August 2003 - June 2004: I never pictured myself as someone to make a quilt. Quilting "needle-picks" your fingers -- quilting also requires a fair amount of imagination. Neither is something I like or feel I have an over abundance of. I do however love to cross-stitch. I would see so many things in my books I would like to cross-stitch. In a lot of instances I would see parts or pieces of larger designs I wanted to cross-stitch and I decided one day to just cut up a bunch of my left over cross-stitch fabric scraps into 2-3" squares and sew tiny "heart" cross-stitch patterns I liked on each scrap. This eventually turned into my first quilt – a miniature wall hanging. I have since begun another miniature wall hanging done with tiny animals, i.e. cats, sheep, cows, etc. -- a work still in progress.
While searching thru all my cross-stitch books (which I have accumulated since 1985) looking for the tiny patterns for the wall hanging, I would keep coming across a pattern of a little girl having a tea party. "I want to do her" I would think, but not as a cross-stitch -- something different, something special. I had already turned one cross-stitch pattern into a beautiful Christmas Nutcracker latch-hook rug. So….I began to have recurring thoughts – maybe I could do her as a mosaic; no, maybe in beads; or another latch-hook rug, and so forth. I went out and looked around at mosaic stuff, beading material and yarn and decided it wouldn't look right and/or wouldn't be feasible. However the thought just kept coming back to my head – "I REALLY want to do her, but how?." Then one day it came to me – "I want to do her as a quilt!" a "Real Quilt" !!……

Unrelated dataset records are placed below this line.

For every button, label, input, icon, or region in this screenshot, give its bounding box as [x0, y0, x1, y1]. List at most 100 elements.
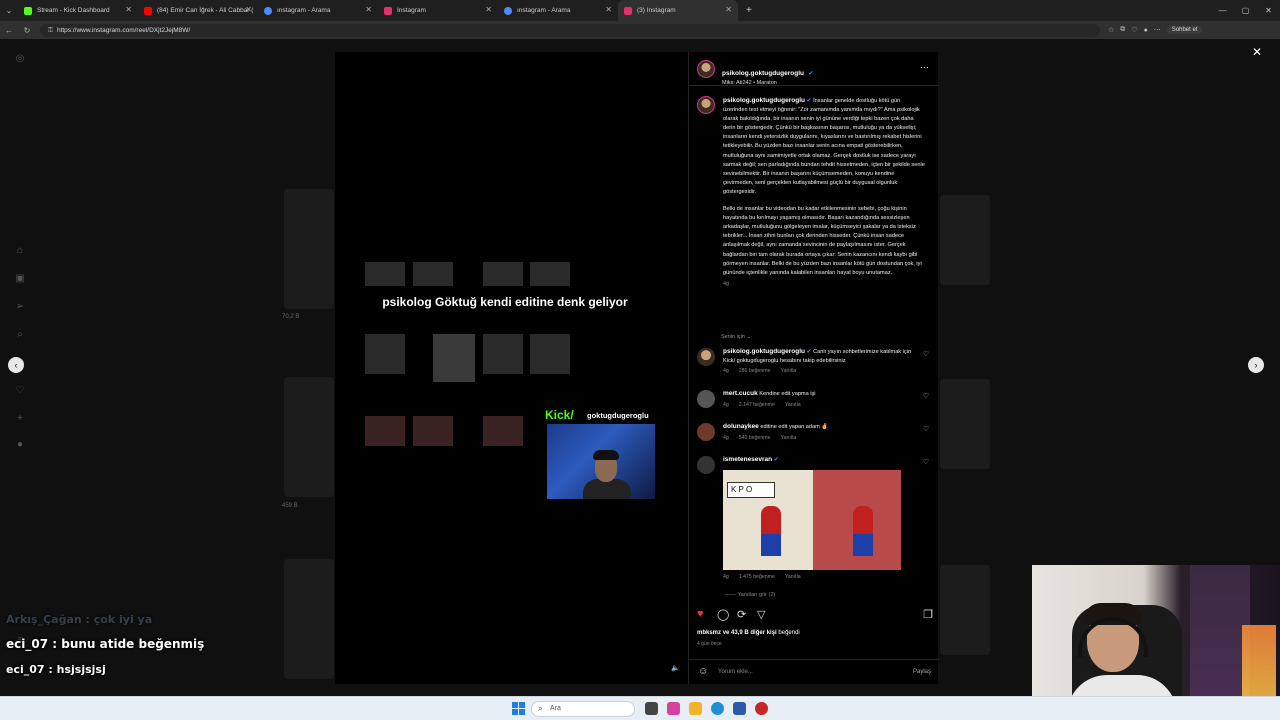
chat-user: eci_07 [6, 637, 49, 651]
browser-tab-bar: ⌄ Stream - Kick Dashboard ✕ (84) Emir Ca… [0, 0, 1280, 21]
profile-icon[interactable]: ● [14, 439, 26, 451]
previous-reel-arrow-icon[interactable]: ‹ [8, 357, 24, 373]
close-tab-icon[interactable]: ✕ [725, 5, 732, 14]
like-heart-icon[interactable]: ♥ [697, 608, 704, 620]
liked-by-rest[interactable]: ve 43,9 B diğer kişi [723, 630, 777, 636]
close-tab-icon[interactable]: ✕ [485, 5, 492, 14]
background-reel-thumb[interactable] [940, 195, 990, 285]
comment-username[interactable]: mert.cucuk [723, 390, 758, 397]
instagram-logo-icon[interactable]: ◎ [14, 53, 26, 65]
tab-menu-chevron-icon[interactable]: ⌄ [0, 6, 18, 15]
comment-likes[interactable]: 286 beğenme [739, 368, 771, 374]
taskbar-search[interactable]: ⌕ Ara [531, 701, 635, 717]
background-reel-thumb[interactable] [940, 379, 990, 469]
comment-username[interactable]: ismetenesevran [723, 456, 772, 463]
view-replies-link[interactable]: —— Yanıtları gör (2) [725, 592, 775, 598]
reels-icon[interactable]: ▣ [14, 273, 26, 285]
caption-username[interactable]: psikolog.goktugdugeroglu [723, 97, 805, 104]
liked-by-line[interactable]: mbksmz ve 43,9 B diğer kişi beğendi [697, 630, 800, 636]
caption-avatar[interactable] [697, 96, 715, 114]
comment-bubble-icon[interactable]: ◯ [717, 608, 729, 621]
profile-avatar-icon[interactable]: ● [1144, 27, 1148, 34]
back-arrow-icon[interactable]: ← [0, 26, 18, 35]
comment-avatar[interactable] [697, 390, 715, 408]
copilot-chat-button[interactable]: Sohbet et [1166, 26, 1203, 34]
chat-user: eci_07 [6, 663, 45, 676]
tab-instagram-active[interactable]: (3) Instagram ✕ [618, 0, 738, 21]
like-comment-heart-icon[interactable]: ♡ [923, 425, 929, 433]
background-reel-thumb[interactable] [284, 189, 334, 309]
comment-input[interactable]: Yorum ekle... [718, 669, 753, 675]
minimize-icon[interactable]: — [1211, 0, 1234, 21]
url-field[interactable]: ⚿ https://www.instagram.com/reel/DXjt2Jej… [40, 23, 1100, 37]
more-menu-icon[interactable]: ⋯ [1154, 26, 1161, 34]
author-username[interactable]: psikolog.goktugdugeroglu [722, 70, 804, 77]
comment-avatar[interactable] [697, 423, 715, 441]
extensions-icon[interactable]: ⧉ [1120, 26, 1125, 34]
close-tab-icon[interactable]: ✕ [245, 5, 252, 14]
comment-likes[interactable]: 1.475 beğenme [739, 574, 775, 580]
comment-username[interactable]: psikolog.goktugdugeroglu [723, 348, 805, 355]
mute-icon[interactable]: 🔈 [671, 664, 680, 672]
comment-avatar[interactable] [697, 456, 715, 474]
close-viewer-icon[interactable]: ✕ [1252, 45, 1262, 59]
audio-label[interactable]: Miks: Ati242 • Maraton [722, 80, 813, 86]
reply-button[interactable]: Yanıtla [785, 574, 801, 580]
repost-icon[interactable]: ⟳ [737, 608, 746, 621]
comment-username[interactable]: dolunaykee [723, 423, 759, 430]
new-tab-plus-icon[interactable]: + [738, 5, 760, 16]
tab-search-1[interactable]: ınstagram - Arama ✕ [258, 0, 378, 21]
view-replies-label: Yanıtları gör (2) [737, 592, 776, 598]
star-icon[interactable]: ☆ [1108, 26, 1114, 34]
notifications-heart-icon[interactable]: ♡ [14, 385, 26, 397]
tab-kick-dashboard[interactable]: Stream - Kick Dashboard ✕ [18, 0, 138, 21]
more-options-icon[interactable]: ⋯ [920, 62, 929, 73]
save-bookmark-icon[interactable]: ❐ [923, 608, 933, 621]
comment-likes[interactable]: 2.147 beğenme [739, 402, 775, 408]
file-explorer-icon[interactable] [689, 702, 702, 715]
liked-by-user[interactable]: mbksmz [697, 630, 721, 636]
author-avatar[interactable] [697, 60, 715, 78]
instagram-icon [624, 6, 632, 15]
tab-instagram[interactable]: Instagram ✕ [378, 0, 498, 21]
maximize-icon[interactable]: ▢ [1234, 0, 1257, 21]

It is late July 2003…I begin thinking "what all is involved in a project like this?" I calculated the size of the pattern versus the size of a normal quilt—wow!! The squares would have to be tiny. Well, I could do this…"Tiny" is my "thing"…I've always liked "Tiny"….tiny dolls, tiny collectibles, etc., and my sister had stitched a "very tiny" quilt picture for my mom and it was beautiful…If she could, I could…and so the planning stage began. What would I need? I wrote down the number (DMC) and color of each skein of floss required for the pattern as if it was being cross-stitched. Then I drug out all of my stored away material and began to go thru it looking for matches to the thread. I had some, but most I did not. So off to the fabric store I went (which eventually turned into four stores). I began to match floss to fabric. Some I was very satisfied with, others not so satisfied, but thought would do. With fabric in hand, off I went to finish the prep work. Each fabric was ironed and folded and placed in a sandwich bag, then labeled with the color and cross stitch code. Then when this was done, I made a pattern from thick heavy cardboard approximately 1" x 1" in size. I ironed the fabric from each baggy into 1" wide by 6"-7" long (more or less) strips and cut 4-5 strips (twice folded) so when cut would make four squares at a time. I pre-cut squares (about two strips per bag to begin with) for each color. Now…I was finally ready to begin -- it is August 5, 2003 .
Dilemma!... Cross-stitch patterns all have lots of non-pattern area "so to speak" -- blank areas that you don't sew on when cross-stitching. Should I sew just the printed pattern and add giant pieces of fabric around her after she was done….. Maybe I would sew every blank square in a light color the same way as the pattern, either way would add a lot of sewing to the quilt. Well I would start with just the printed pattern and see how it went. And so began Phase 1 of my “Quilt Odessey”. Approximately ten rows later the quilt began to take shape and look really cool. I decided it wouldn't be so bad after all to do all the white (blank) fill-in like the rest of the quilt. What to use? I didn't want it to be just plain white fabric. I thought and thought and finally created a pattern of sorts with some material my sister Mary volunteered. I back-tracked and begin sewing the fill-in around the rows all ready completed…and to prevent boredom with the fill-in, worked on adding a new row at the same time.
By this time, I knew how long it was taking me to sew the squares and how many there were across and down…140 squares across and 160 squares down…Wow!! 22,400 squares in all! I estimated approximately 2 years for this project (just to complete the top) and another 1 to1½ years to assemble/quilt. Well that was okay I said "I can do this". So I plugged along….sewing some each day, sewing together each square into strips of 10 and then sewing the strips of 10 together until each row of 140 was completed. Then the rows of 140 were sewed together to create the quilt. In October of 2003, I was to her forehead when I decided to start recording my progress by camera. So every 6-10 rows, a new picture, and after seeing a quilt diary in a store in June 2004 I also decided to keep an oral journal (this J). I don't know how it will all turn out but will keep plugging along, sewing a little each day and I'll be back with more of this story. At this date -- June 20, 2004 , I am on row 49 and have sewn almost 6,860 squares.